For me as a sexaholic, the only healthy choice I make each day is to keep my relationship with God as I understand God in the center of my life. It is that healthy choice that gets my body to a meeting five days a week, that tells me to answer the phone and return calls, and that requires my daily contract for sobriety and reading our literature. When I choose not to make a healthy choice some days, I am rudely reminded that my addiction is as present and as threatening as ever. Since I do not want to return to the life of an active sexaholic, I find I must literally re-center my life that day. Half measures avail us nothing works its wonders again!
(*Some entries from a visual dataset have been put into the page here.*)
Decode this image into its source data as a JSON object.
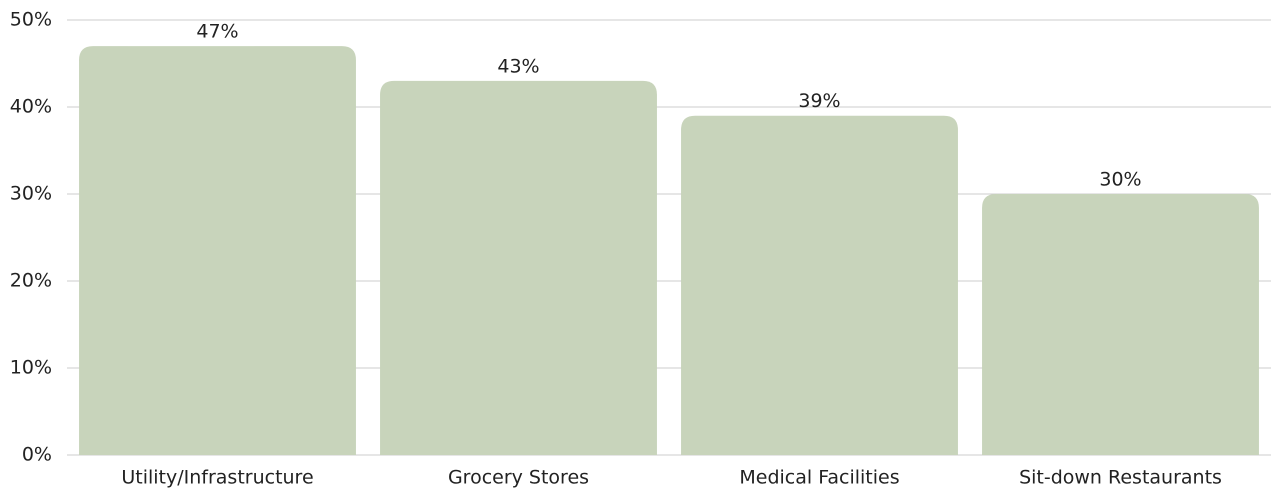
{
  "chart_data": {
    "type": "bar",
    "categories": [
      "Utility/Infrastructure",
      "Grocery Stores",
      "Medical Facilities",
      "Sit-down Restaurants"
    ],
    "values": [
      47,
      43,
      39,
      30
    ],
    "value_labels": [
      "47%",
      "43%",
      "39%",
      "30%"
    ],
    "color": "#c8d4bb",
    "ylim": [
      0,
      50
    ],
    "yticks": [
      {
        "value": 0,
        "label": "0%"
      },
      {
        "value": 10,
        "label": "10%"
      },
      {
        "value": 20,
        "label": "20%"
      },
      {
        "value": 30,
        "label": "30%"
      },
      {
        "value": 40,
        "label": "40%"
      },
      {
        "value": 50,
        "label": "50%"
      }
    ],
    "grid": true
  }
}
The personal reward for my healthy choice means coming to the end of another day with serenity and with no secrets. My healthy choice also means I have not betrayed my wife’s trust nor regressed into the self centeredness that dominated my life for decades. In a very literal sense, my healthy choice means another day when I could be happy, joyous and free from the bondage of self. Given that is where accepting no half measures leads me, I am grateful. And then tomorrow I get to make that healthy choice and be grateful again. It’s a wonderful new life, indeed.